The AGC says that based on those "erroneous estimates," air resources board officials expected off-road diesel equipment operators would need to reduce nitrogen oxide emissions by 5,200 tons in 2010 and 182,000 tons by 2025. They also expected equipment operators to reduce particulate matter emissions by 910 tons in 2010 and 29,530 tons by 2025.


The new inventory data shows, however, operators of off-road diesel equipment will be 58,400 tons below the state’s target levels for nitrogen oxide from 2010 and 173,000 tons below the state’s target by 2025, the AGC says. Meanwhile, equipment operators will be 2,480 tons below particulate matter target levels in 2010 and will stay below target levels in 2011, 2012 and 2013.


After that, the industry will need to make far smaller cuts than originally estimated, the association adds. For example, in 2025 operators will only need to cut 11,560 tons of particulate matter, less than half as deep a cut as previously estimated.


“The implementation of this regulation is coming at a time when the contractors can ill afford to fork out millions of dollars to retrofit a fleet of vehicles that has an expected life span of over 30 years,” says Thomas Holsman, CEO of the Associated General Contractors of California. “Considering that CARB’s goals have already been met, enforcing the regulation at a time when the majority of these vehicles have already been shut down due to the economy will only exasperate the ability to create jobs and that’s what this state needs right now.”


The association notes state officials failed to anticipate the significant impact of the economic downturn on the construction industry. When state officials wrote their rule, for example, they estimated construction employment would grow by 8,000 jobs a year between 2006 and 2014. They also estimated that construction valuation would increase by $10 billion between 2007 and 2009.

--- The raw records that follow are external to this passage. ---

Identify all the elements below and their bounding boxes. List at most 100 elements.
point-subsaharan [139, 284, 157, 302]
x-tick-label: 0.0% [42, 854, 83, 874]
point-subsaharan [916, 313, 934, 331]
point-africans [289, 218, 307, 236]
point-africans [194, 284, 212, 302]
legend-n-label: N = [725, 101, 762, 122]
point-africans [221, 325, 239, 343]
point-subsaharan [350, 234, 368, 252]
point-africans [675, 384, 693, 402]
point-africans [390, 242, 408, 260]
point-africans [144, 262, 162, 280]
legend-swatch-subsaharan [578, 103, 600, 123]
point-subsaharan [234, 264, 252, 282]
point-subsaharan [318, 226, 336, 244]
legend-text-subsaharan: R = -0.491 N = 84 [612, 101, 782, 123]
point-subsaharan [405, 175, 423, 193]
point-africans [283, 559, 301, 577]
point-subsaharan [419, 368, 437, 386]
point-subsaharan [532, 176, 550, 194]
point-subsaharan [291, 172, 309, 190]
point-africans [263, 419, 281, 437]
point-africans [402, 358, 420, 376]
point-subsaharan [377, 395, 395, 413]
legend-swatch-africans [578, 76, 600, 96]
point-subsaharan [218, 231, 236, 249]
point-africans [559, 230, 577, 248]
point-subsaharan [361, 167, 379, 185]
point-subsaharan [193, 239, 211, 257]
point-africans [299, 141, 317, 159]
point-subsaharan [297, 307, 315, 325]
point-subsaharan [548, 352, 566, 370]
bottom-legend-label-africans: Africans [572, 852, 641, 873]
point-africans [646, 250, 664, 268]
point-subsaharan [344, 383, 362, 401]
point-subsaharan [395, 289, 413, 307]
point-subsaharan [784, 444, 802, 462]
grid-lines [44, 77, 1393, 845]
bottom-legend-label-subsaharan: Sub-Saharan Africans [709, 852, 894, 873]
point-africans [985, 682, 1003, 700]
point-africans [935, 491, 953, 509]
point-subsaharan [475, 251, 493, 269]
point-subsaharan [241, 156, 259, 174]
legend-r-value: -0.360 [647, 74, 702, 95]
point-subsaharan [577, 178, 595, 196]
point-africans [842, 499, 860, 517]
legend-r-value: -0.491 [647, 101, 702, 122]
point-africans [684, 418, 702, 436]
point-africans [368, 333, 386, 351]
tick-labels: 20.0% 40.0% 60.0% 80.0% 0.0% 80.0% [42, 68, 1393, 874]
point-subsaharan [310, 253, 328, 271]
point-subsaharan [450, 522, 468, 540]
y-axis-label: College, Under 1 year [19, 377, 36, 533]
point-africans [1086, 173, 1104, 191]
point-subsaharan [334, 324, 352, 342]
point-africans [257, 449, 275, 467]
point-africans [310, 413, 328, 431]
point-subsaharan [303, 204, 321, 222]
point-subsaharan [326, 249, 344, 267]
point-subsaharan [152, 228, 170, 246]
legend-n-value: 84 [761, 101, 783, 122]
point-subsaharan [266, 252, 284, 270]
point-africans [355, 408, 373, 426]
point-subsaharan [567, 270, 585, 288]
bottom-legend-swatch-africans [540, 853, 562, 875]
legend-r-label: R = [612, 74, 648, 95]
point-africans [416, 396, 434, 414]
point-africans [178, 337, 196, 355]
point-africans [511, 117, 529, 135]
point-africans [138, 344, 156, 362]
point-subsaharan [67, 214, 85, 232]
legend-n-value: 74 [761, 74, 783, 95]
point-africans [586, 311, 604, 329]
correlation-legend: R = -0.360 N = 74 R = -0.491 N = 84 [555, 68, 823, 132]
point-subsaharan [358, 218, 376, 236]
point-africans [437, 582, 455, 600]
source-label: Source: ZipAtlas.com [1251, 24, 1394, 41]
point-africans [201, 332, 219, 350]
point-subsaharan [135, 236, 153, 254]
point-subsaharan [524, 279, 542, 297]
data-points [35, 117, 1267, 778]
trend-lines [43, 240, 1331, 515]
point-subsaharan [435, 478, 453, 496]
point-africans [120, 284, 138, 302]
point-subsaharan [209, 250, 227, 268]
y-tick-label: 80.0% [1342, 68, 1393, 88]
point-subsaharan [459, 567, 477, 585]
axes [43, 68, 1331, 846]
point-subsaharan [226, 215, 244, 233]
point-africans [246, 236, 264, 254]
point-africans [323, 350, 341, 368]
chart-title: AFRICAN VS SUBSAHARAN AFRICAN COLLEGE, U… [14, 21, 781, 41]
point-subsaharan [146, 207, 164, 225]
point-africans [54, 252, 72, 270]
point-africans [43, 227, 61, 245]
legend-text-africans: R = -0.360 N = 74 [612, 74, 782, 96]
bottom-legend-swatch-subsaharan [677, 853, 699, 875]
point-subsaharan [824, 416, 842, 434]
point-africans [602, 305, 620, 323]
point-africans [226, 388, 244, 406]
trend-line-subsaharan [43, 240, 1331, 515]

In reality, the state has actually lost 330,000 construction jobs since 2006, a 35% decline, while real GDP originating from California’s construction industry has dropped by $13 billion, the AGC says. In addition, a new analysis conducted by the Transportation Construction Coalition found that 68% of California’s highway and transit builders expect the state’s construction market to decline in 2010.

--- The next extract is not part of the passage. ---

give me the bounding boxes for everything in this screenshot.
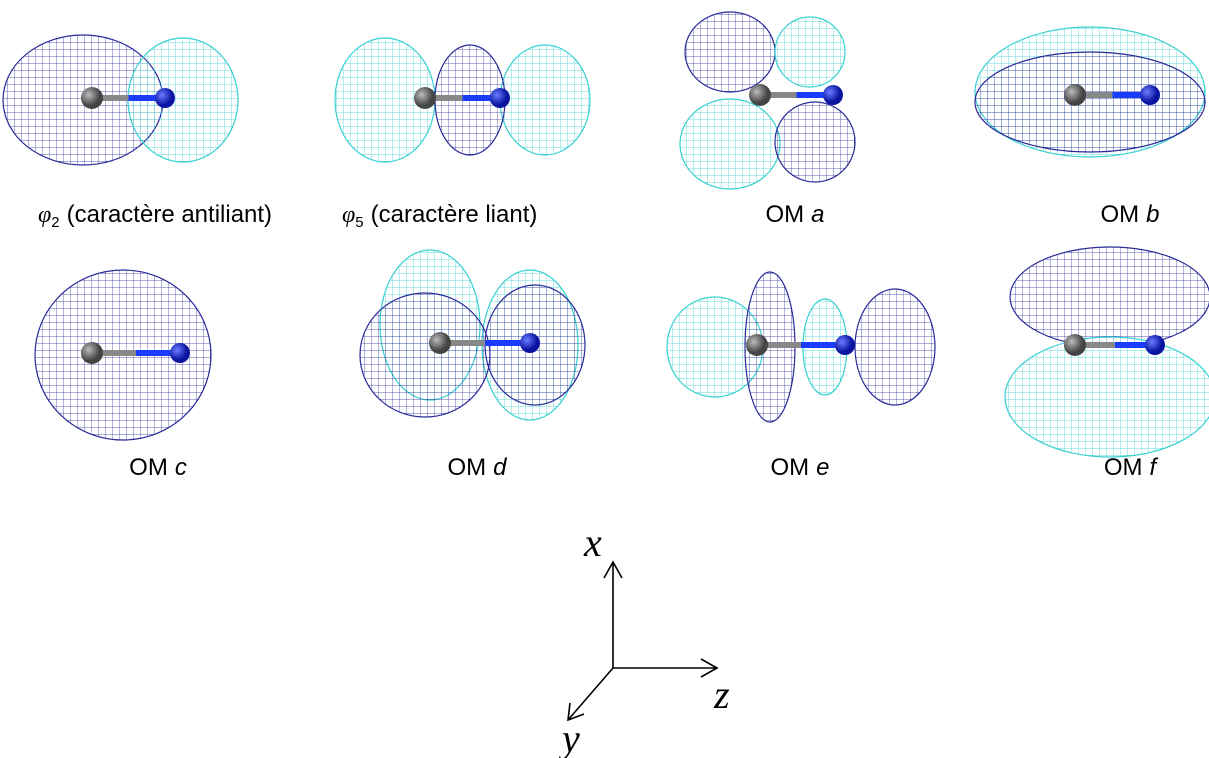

The analysis also concluded that more than 44% of the state’s transportation construction companies plan to lay off year-round employees next year. Significant for diesel emissions, less than one-third of the state’s transportation construction companies say they expect to be able to purchase new construction equipment next year.


“Looking at the economic picture, it is clear the state’s construction industry has little capacity to absorb the cost of replacing otherwise fully functional equipment,” says Ken Simonson, the trade association’s chief economist. “Just because the economy is doing CARB’s work in cutting diesel emissions doesn’t mean the state needs to do the economy’s work in cutting construction employment.”

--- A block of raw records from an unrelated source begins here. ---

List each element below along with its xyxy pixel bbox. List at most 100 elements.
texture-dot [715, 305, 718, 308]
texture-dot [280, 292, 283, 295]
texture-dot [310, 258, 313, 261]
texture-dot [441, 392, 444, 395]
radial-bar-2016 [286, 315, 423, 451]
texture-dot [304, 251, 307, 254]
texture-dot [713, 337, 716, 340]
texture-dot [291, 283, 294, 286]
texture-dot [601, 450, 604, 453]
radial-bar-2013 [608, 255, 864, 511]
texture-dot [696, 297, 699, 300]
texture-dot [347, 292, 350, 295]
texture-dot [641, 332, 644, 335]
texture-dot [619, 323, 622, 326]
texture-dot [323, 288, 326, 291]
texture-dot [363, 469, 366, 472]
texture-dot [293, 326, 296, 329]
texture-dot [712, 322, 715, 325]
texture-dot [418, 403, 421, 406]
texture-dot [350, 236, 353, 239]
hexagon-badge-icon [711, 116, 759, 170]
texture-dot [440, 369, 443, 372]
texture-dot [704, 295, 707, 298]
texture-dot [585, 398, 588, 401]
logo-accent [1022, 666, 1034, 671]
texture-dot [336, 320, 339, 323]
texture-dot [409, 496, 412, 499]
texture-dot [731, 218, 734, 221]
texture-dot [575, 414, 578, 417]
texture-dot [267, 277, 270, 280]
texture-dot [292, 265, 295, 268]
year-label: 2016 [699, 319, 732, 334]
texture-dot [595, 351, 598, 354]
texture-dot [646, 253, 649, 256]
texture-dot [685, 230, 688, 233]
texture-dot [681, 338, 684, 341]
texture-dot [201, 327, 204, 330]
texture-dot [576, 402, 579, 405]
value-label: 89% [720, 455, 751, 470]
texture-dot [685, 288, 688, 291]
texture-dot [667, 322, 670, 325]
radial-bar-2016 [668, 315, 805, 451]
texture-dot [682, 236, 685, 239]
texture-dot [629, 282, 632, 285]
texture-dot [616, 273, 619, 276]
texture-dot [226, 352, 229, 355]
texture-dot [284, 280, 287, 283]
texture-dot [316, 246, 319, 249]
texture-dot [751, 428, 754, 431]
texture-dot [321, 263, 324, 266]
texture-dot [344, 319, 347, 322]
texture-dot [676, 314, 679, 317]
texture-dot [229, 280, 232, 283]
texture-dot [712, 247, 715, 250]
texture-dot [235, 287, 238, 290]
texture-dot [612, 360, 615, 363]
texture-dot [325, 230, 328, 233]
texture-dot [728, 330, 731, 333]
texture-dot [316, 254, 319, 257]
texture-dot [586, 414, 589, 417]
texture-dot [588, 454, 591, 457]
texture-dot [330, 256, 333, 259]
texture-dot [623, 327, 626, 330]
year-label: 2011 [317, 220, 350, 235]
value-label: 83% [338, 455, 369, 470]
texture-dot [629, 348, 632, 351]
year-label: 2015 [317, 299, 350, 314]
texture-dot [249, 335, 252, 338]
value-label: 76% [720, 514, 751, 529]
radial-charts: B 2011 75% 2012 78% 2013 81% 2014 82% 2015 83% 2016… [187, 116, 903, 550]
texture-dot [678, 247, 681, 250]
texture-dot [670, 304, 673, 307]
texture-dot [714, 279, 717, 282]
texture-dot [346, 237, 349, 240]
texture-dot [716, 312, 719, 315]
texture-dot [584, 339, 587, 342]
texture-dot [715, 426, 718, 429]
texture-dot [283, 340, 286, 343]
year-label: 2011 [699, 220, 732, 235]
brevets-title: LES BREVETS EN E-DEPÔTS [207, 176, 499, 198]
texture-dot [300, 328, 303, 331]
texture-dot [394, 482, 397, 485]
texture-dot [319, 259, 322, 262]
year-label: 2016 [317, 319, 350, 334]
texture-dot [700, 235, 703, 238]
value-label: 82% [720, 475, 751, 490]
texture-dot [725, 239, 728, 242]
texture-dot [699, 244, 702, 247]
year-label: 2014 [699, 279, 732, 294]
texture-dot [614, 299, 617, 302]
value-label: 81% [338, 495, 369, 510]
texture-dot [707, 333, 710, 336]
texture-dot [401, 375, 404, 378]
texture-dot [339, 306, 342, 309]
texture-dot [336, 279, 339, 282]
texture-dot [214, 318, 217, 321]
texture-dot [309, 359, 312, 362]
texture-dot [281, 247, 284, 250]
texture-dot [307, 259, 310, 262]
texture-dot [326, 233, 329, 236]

In light of the new inventory data and the bleak economic forecast for the state’s construction industry, association officials urged the members of the California Air Resources Board to reconsider their plan to require costly retrofits and equipment replacements next year.


In a follow-up letter to the CARB’s Michael Terris, Michael Jacob Steel of the law firm Morrison/Foerster in San Francisco requests the board to:


1.  
Streamline the regulation, eliminating the distinctions between small, medium and large fleets, and regulating all fleets over the same period and to the same extent that the CARB originally sought to regulate the small fleets;


2.  
Genuinely exempt the individual vehicles that the current regulation merely purports to exempt, excluding such vehicles from the calculation of fleet averages and compliance with target rates, and excluding the horsepower of such vehicles from the calculation of fleet horsepower;


3.  
Create a “safe harbor” for fleet owners at risk of suffering serious financial harm, limiting the direct expense that any fleet owner would have to incur in any one year to comply with the regulation (perhaps to a percentage of the owner’s net revenue in the preceding year);


4.  
At least two years before the first deadline for compliance with any fleet average requirements, re-evaluate the costs and benefits of those requirements, and modify them at least to the extent that CARB can do so and still meet its original emission reduction targets; and

5.
At least two years before the first deadline for compliance with any fleet requirements, evaluate and report on the technical feasibility of installing VDECs on the broad array of vehicles that an amended regulation would still require fleet owners to retrofit.